Yo soy Mexicana originalmente. En 1988, elegí la vida religiosa como vocación cuando me uní a las Misioneras Guadalupanas del Espíritu Santo. He trabajado en ministerios diversos en todos los Estados Unidos, pero mi tarea más difícil ha sido trabajar en los servicios sociales aquí en Alabama, donde los hispanos y los católicos son minorías.
En agosto del 2010, comencé mi ministerio en los servicios sociales, y las bendiciones que he recibido sirviendo a esta comunidad han sido innumerables. Al principio, no estaba segura del tipo de trabajo que se suponía que debía hacer. Durante mi entrevista para este puesto, mi jefe me hizo una pregunta muy acertada: “¿Amas a los más pobres?”.
Mi respuesta fue, desde luego, “Sí, los amo”, y me contrató.
Mi respuesta sigue siendo “Sí, los amo”. Todos los días, de camino al trabajo, hago mentalmente los planes de la jornada. Sin embargo, a medida que se presentan las carencias de los más pobres, mis planes quedan de lado y doy prioridad a las necesidades que surgen. He aprendido a eliminar las estructuras y los métodos preconcebidos que exigían mis puestos anteriores porque, en La Casita, cada día es diferente; es una aventura llena de sorpresas. Todavía sigo aprendiendo a ser flexible y a permitir que Dios haga su trabajo porque, a fin de cuentas, Él es quien está a cargo.
Doy gracias a Dios por la oportunidad que me ha concedido de servirle ayudando a las personas más vulnerables aquí en Alabama. La gente acude a La Casita en busca de ayuda económica para cubrir sus necesidades básicas pero, sobre todo, vienen con la esperanza de que alguien les escuche con compasión y bondad porque han sufrido mucha discriminación. Debido a que no hablan el idioma, no tienen los documentos requeridos y desconocen el sistema estadounidense, los inmigrantes locales se encuentran en una situación muy difícil cuando salen a buscar trabajo.
Su sufrimiento los hace más tolerantes, y eso les ayuda a sobrevivir en este país. Yo los admiro porque, a pesar de sus dificultades, no han perdido la esperanza ni la fe. Son ellos quienes me enseñan a mí y me hacen ver su realidad con ojos nuevos. Ahora, tanto ellos como yo sabemos que las cosas van a mejorar.
A veces, busco a Dios en la iglesia, en mi vida de oración personal, en la Biblia, en la naturaleza, pero Él me sigue mostrando que está presente en la gente pobre y humilde que me saluda todos los días. Me da el don de tener un encuentro con Él en cada persona que llega a pedir ayuda. Tristemente, a veces estoy demasiado ocupada para darme cuenta de esto.

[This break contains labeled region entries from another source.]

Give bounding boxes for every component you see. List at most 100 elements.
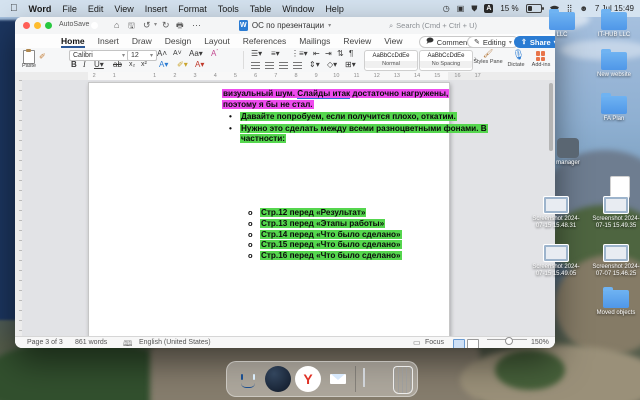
minimized-window-dock-icon[interactable] — [363, 368, 365, 387]
screen-record-icon[interactable]: ▣ — [457, 4, 465, 13]
document-page[interactable]: визуальный шум. Слайды итак достаточно н… — [88, 82, 450, 338]
align-left-button[interactable] — [251, 62, 260, 69]
window-titlebar[interactable]: AutoSave ⌂ 🖫 ↺ ▾ ↻ 🖶 ⋯ W ОС по презентац… — [15, 17, 555, 35]
document-text[interactable]: визуальный шум. Слайды итак достаточно н… — [89, 83, 449, 337]
menu-item[interactable]: View — [114, 4, 133, 14]
trash-dock-icon[interactable] — [393, 366, 413, 394]
paste-icon[interactable] — [23, 50, 35, 64]
apple-menu-icon[interactable]:  — [10, 3, 18, 14]
focus-button[interactable]: Focus — [425, 339, 444, 346]
numbering-button[interactable]: ≡▾ — [271, 49, 280, 59]
strikethrough-button[interactable]: ab — [113, 60, 122, 70]
zoom-window-button[interactable] — [45, 22, 52, 29]
menu-item[interactable]: Format — [178, 4, 207, 14]
ribbon-tab[interactable]: Layout — [204, 36, 230, 46]
editing-mode-button[interactable]: ✎ Editing ▾ — [467, 36, 519, 48]
proofing-icon[interactable]: 🕮 — [123, 338, 132, 348]
styles-pane-icon[interactable]: 🖌 — [483, 49, 493, 59]
desktop-icon-manager[interactable]: manager — [540, 138, 596, 167]
paste-label[interactable]: Paste — [15, 64, 43, 70]
show-paragraph-marks-icon[interactable]: ¶ — [349, 49, 353, 59]
add-ins-label[interactable]: Add-ins — [526, 63, 555, 69]
zoom-percent[interactable]: 150% — [531, 339, 549, 346]
minimize-window-button[interactable] — [34, 22, 41, 29]
ribbon-tab[interactable]: Draw — [132, 36, 152, 46]
save-icon[interactable]: 🖫 — [128, 17, 135, 34]
dictate-icon[interactable]: 🎙 — [512, 50, 525, 61]
document-canvas[interactable]: визуальный шум. Слайды итак достаточно н… — [22, 80, 555, 336]
undo-menu-chevron-icon[interactable]: ▾ — [154, 17, 157, 34]
line-spacing-button[interactable]: ⇕▾ — [309, 60, 320, 70]
clear-formatting-icon[interactable]: A𝄒 — [211, 49, 218, 59]
sort-icon[interactable]: ⇅ — [337, 49, 344, 59]
web-layout-view-button[interactable] — [467, 339, 479, 348]
language-indicator[interactable]: English (United States) — [139, 339, 211, 346]
ribbon-tab[interactable]: View — [384, 36, 402, 46]
subscript-button[interactable]: x₂ — [129, 60, 135, 70]
desktop-icon-new-website[interactable]: New website — [586, 52, 640, 79]
menu-item[interactable]: Insert — [145, 4, 168, 14]
highlight-color-button[interactable]: ✐▾ — [177, 60, 188, 70]
input-source-icon[interactable]: A — [484, 4, 493, 13]
bold-button[interactable]: B — [71, 60, 77, 70]
change-case-icon[interactable]: Aa▾ — [189, 49, 203, 59]
clock-extra-icon[interactable]: ◷ — [443, 4, 450, 13]
ribbon-tab[interactable]: Mailings — [299, 36, 330, 46]
bullets-button[interactable]: ☰▾ — [251, 49, 262, 59]
close-window-button[interactable] — [23, 22, 30, 29]
ribbon-tab[interactable]: Design — [165, 36, 191, 46]
shading-button[interactable]: ◇▾ — [327, 60, 337, 70]
styles-pane-label[interactable]: Styles Pane — [473, 60, 503, 66]
yandex-dock-icon[interactable]: Y — [295, 366, 321, 392]
desktop-icon-it-hub[interactable]: IT-HUB LLC — [586, 12, 640, 39]
page-indicator[interactable]: Page 3 of 3 — [27, 339, 63, 346]
grow-font-icon[interactable]: A˄ — [157, 49, 167, 59]
shrink-font-icon[interactable]: A˅ — [173, 49, 182, 59]
text-effects-icon[interactable]: A▾ — [159, 60, 168, 70]
multilevel-list-button[interactable]: ⋮≡▾ — [291, 49, 308, 59]
menu-item[interactable]: Edit — [88, 4, 104, 14]
menu-item[interactable]: Table — [250, 4, 272, 14]
home-icon[interactable]: ⌂ — [114, 17, 119, 34]
ribbon-tab[interactable]: References — [243, 36, 286, 46]
desktop-icon-screenshot-2[interactable]: Screenshot 2024-07-15 15.49.35 — [588, 196, 640, 229]
menu-item[interactable]: File — [62, 4, 77, 14]
print-layout-view-button[interactable] — [453, 339, 465, 348]
decrease-indent-icon[interactable]: ⇤ — [313, 49, 320, 59]
zoom-slider-knob[interactable] — [505, 337, 513, 345]
ribbon-tab[interactable]: Insert — [98, 36, 119, 46]
font-color-button[interactable]: A▾ — [195, 60, 204, 70]
add-ins-icon[interactable] — [536, 51, 546, 61]
desktop-icon-screenshot-4[interactable]: Screenshot 2024-07-07 15.46.25 — [588, 244, 640, 277]
align-center-button[interactable] — [265, 62, 274, 69]
desktop-icon-screenshot-3[interactable]: Screenshot 2024-07-15 15.49.05 — [528, 244, 584, 277]
style-no-spacing[interactable]: AaBbCcDdEe No Spacing — [419, 50, 473, 71]
shield-icon[interactable]: ⛊ — [471, 4, 477, 14]
focus-icon[interactable]: ▭ — [413, 338, 421, 347]
italic-button[interactable]: I — [83, 60, 86, 70]
desktop-icon-llc[interactable]: LLC — [534, 12, 590, 39]
menu-item[interactable]: Window — [282, 4, 314, 14]
desktop-icon-screenshot-1[interactable]: Screenshot 2024-07-15 15.48.31 — [528, 196, 584, 229]
underline-button[interactable]: U▾ — [94, 60, 104, 70]
format-painter-icon[interactable]: ✐ — [39, 52, 46, 62]
menu-item[interactable]: Help — [325, 4, 344, 14]
ribbon-tab[interactable]: Home — [61, 36, 85, 46]
search-field[interactable]: ⌕ Search (Cmd + Ctrl + U) — [389, 17, 477, 34]
word-count[interactable]: 861 words — [75, 339, 107, 346]
desktop-icon-moved-objects[interactable]: Moved objects — [588, 290, 640, 317]
desktop-icon-fa-plan[interactable]: FA Plan — [586, 96, 640, 123]
align-right-button[interactable] — [279, 62, 288, 69]
undo-icon[interactable]: ↺ — [143, 17, 151, 34]
menu-item[interactable]: Tools — [218, 4, 239, 14]
increase-indent-icon[interactable]: ⇥ — [325, 49, 332, 59]
zoom-slider[interactable] — [487, 339, 527, 340]
justify-button[interactable] — [293, 62, 302, 69]
borders-button[interactable]: ⊞▾ — [345, 60, 356, 70]
document-title[interactable]: W ОС по презентации ▾ — [165, 17, 405, 34]
browser-dock-icon[interactable] — [265, 366, 291, 392]
superscript-button[interactable]: x² — [141, 60, 147, 70]
ribbon-tab[interactable]: Review — [343, 36, 371, 46]
style-normal[interactable]: AaBbCcDdEe Normal — [364, 50, 418, 71]
menu-item[interactable]: Word — [29, 4, 52, 14]
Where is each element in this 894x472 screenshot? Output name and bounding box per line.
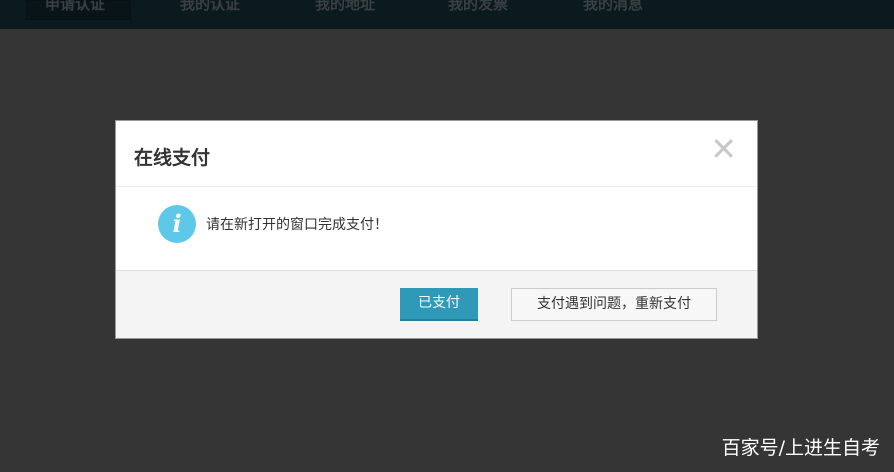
info-icon: i	[158, 205, 196, 243]
dialog-title: 在线支付	[134, 147, 211, 169]
watermark: 百家号/上进生自考	[721, 437, 880, 459]
nav-item-my-address[interactable]: 我的地址	[315, 0, 375, 14]
nav-item-apply-certification[interactable]: 申请认证	[45, 0, 105, 14]
dialog-footer: 已支付 支付遇到问题，重新支付	[116, 271, 757, 338]
top-nav: 申请认证 我的认证 我的地址 我的发票 我的消息	[0, 0, 894, 29]
paid-button[interactable]: 已支付	[400, 288, 478, 321]
dialog-message: 请在新打开的窗口完成支付！	[206, 217, 388, 233]
payment-dialog: 在线支付 ✕ i 请在新打开的窗口完成支付！ 已支付 支付遇到问题，重新支付	[115, 120, 758, 339]
close-icon[interactable]: ✕	[710, 133, 737, 165]
dialog-header: 在线支付 ✕	[116, 121, 757, 187]
retry-payment-button[interactable]: 支付遇到问题，重新支付	[511, 288, 717, 321]
nav-item-my-messages[interactable]: 我的消息	[583, 0, 643, 14]
nav-item-my-invoice[interactable]: 我的发票	[448, 0, 508, 14]
dialog-body: i 请在新打开的窗口完成支付！	[116, 187, 757, 271]
nav-item-my-certification[interactable]: 我的认证	[180, 0, 240, 14]
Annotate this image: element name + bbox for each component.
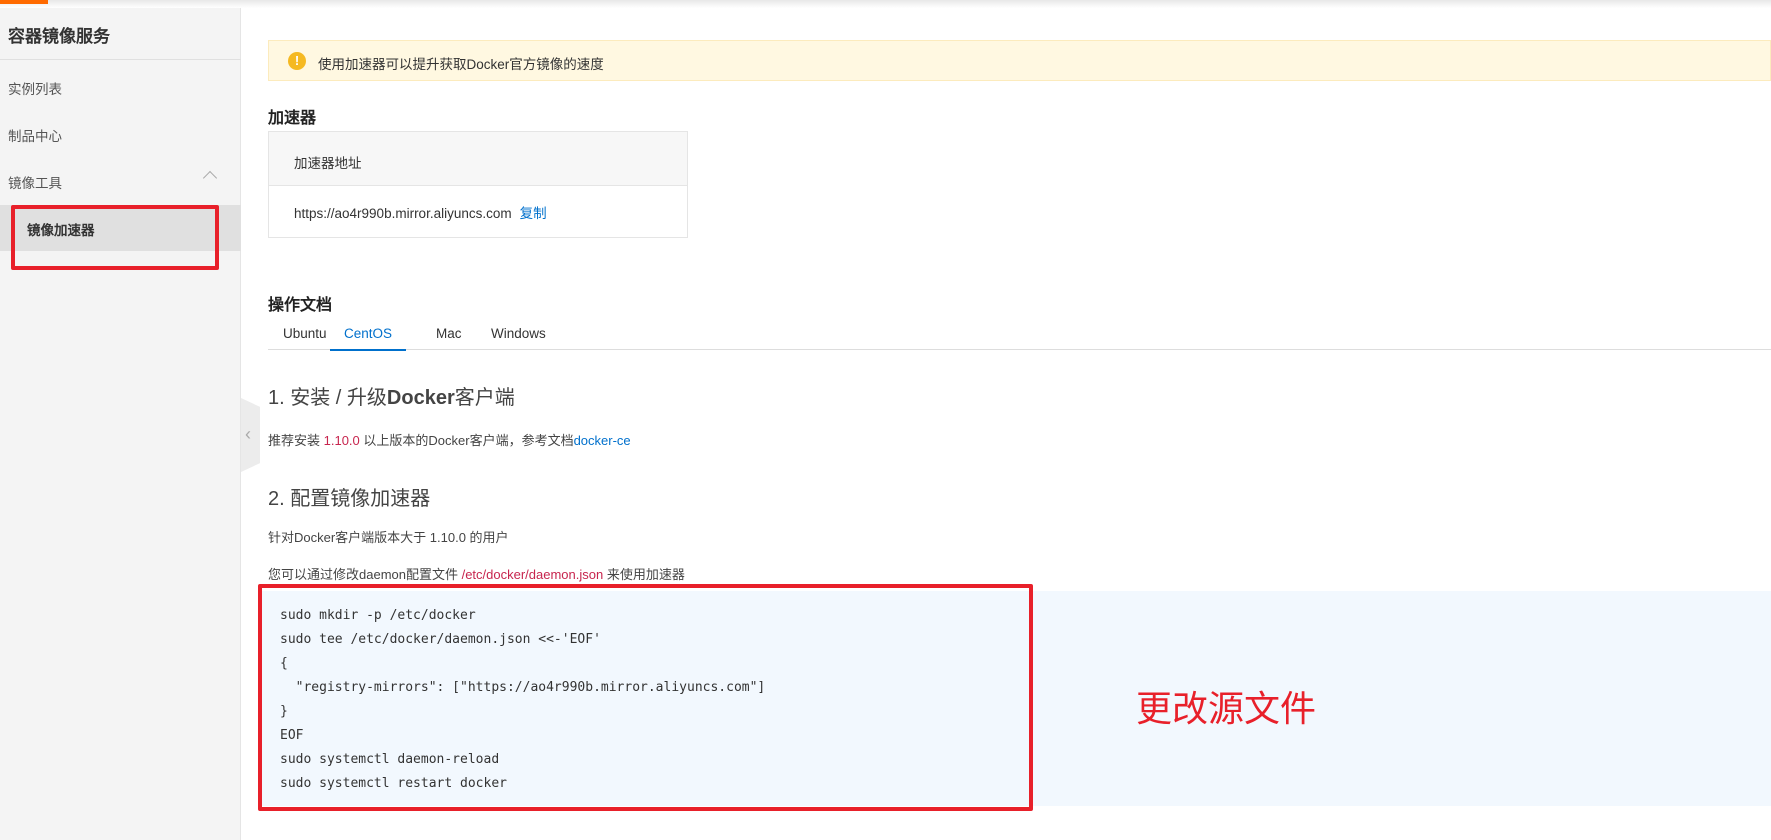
notice-banner: ! 使用加速器可以提升获取Docker官方镜像的速度	[268, 40, 1771, 81]
collapse-sidebar-handle[interactable]: ‹	[241, 398, 260, 472]
notice-text: 使用加速器可以提升获取Docker官方镜像的速度	[318, 57, 604, 72]
version-number: 1.10.0	[323, 433, 360, 448]
step2-heading: 2. 配置镜像加速器	[268, 488, 431, 510]
annotation-highlight-box	[258, 584, 1033, 811]
copy-link[interactable]: 复制	[520, 206, 547, 221]
sidebar-item-artifacts[interactable]: 制品中心	[8, 125, 62, 145]
config-path: /etc/docker/daemon.json	[461, 567, 604, 582]
table-header: 加速器地址	[269, 132, 687, 186]
annotation-text: 更改源文件	[1136, 688, 1317, 729]
sidebar: 容器镜像服务 实例列表 制品中心 镜像工具 镜像加速器	[0, 8, 241, 840]
chevron-left-icon: ‹	[245, 424, 251, 444]
annotation-highlight-box	[11, 205, 219, 270]
sidebar-item-instances[interactable]: 实例列表	[8, 78, 62, 98]
brand-accent	[0, 0, 48, 4]
step1-text: 推荐安装 1.10.0 以上版本的Docker客户端，参考文档docker-ce	[268, 433, 631, 448]
tab-mac[interactable]: Mac	[436, 326, 462, 349]
tab-windows[interactable]: Windows	[491, 326, 546, 349]
divider	[0, 59, 241, 60]
sidebar-item-image-tools[interactable]: 镜像工具	[8, 172, 62, 192]
accelerator-url: https://ao4r990b.mirror.aliyuncs.com	[294, 206, 512, 221]
os-tabs: Ubuntu CentOS Mac Windows	[268, 318, 1771, 351]
warning-icon: !	[288, 52, 306, 70]
docker-ce-link[interactable]: docker-ce	[574, 433, 631, 448]
step1-heading: 1. 安装 / 升级Docker客户端	[268, 387, 515, 409]
tab-ubuntu[interactable]: Ubuntu	[283, 326, 327, 349]
step2-text: 针对Docker客户端版本大于 1.10.0 的用户	[268, 530, 509, 545]
accelerator-table: 加速器地址 https://ao4r990b.mirror.aliyuncs.c…	[268, 131, 688, 238]
docs-heading: 操作文档	[268, 297, 333, 314]
accelerator-heading: 加速器	[268, 110, 317, 127]
sidebar-title: 容器镜像服务	[8, 27, 110, 46]
tab-centos[interactable]: CentOS	[330, 326, 407, 351]
table-row: https://ao4r990b.mirror.aliyuncs.com 复制	[269, 186, 687, 222]
chevron-up-icon[interactable]	[202, 170, 218, 186]
step2-config-text: 您可以通过修改daemon配置文件 /etc/docker/daemon.jso…	[268, 567, 685, 582]
top-bar	[0, 0, 1771, 8]
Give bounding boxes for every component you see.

Con la experiencia, he aprendido que no es suficiente darle a alguien un pescado, sino que necesitamos enseñarle a pescar. Para mejorar la dignidad y calidad de vida de estas personas, abrimos un Programa de inmigración y un Programa de educación para adultos conjuntamente con el Consulado mexicano. Estos programas ofrecen al inmigrante la oportunidad de terminar la educación que no pudieron completar en su propio país debido a que vinieron a los Estados Unidos en busca de mejores oportunidades para ellos mismos y sus familias. Estas oportunidades de instrucción han cubierto algunas de las necesidades que descubrimos. La educación, acompañada de la fe en Dios, es una respuesta más para mejorar sus vidas.
Otra experiencia formativa para mí ha sido trabajar con equipos de otras denominaciones y de organizaciones sociales diversas en la lucha por los derechos humanos, en especial, después de la Ley HB56 contra la inmigración. Juntos, tenemos más visibilidad y una voz más poderosa para apoyar y defender la dignidad de cada persona.
Mi trabajo en La Casita me ha dado mucha felicidad. Dios ha sido muy bondadoso conmigo y con las personas a las que atiendo ahí. No estamos solos. Hay muchos voluntarios y amigos que donan su tiempo para ayudarnos a que el Reino de Dios sea una realidad por medio de nuestros servicios a esta comunidad.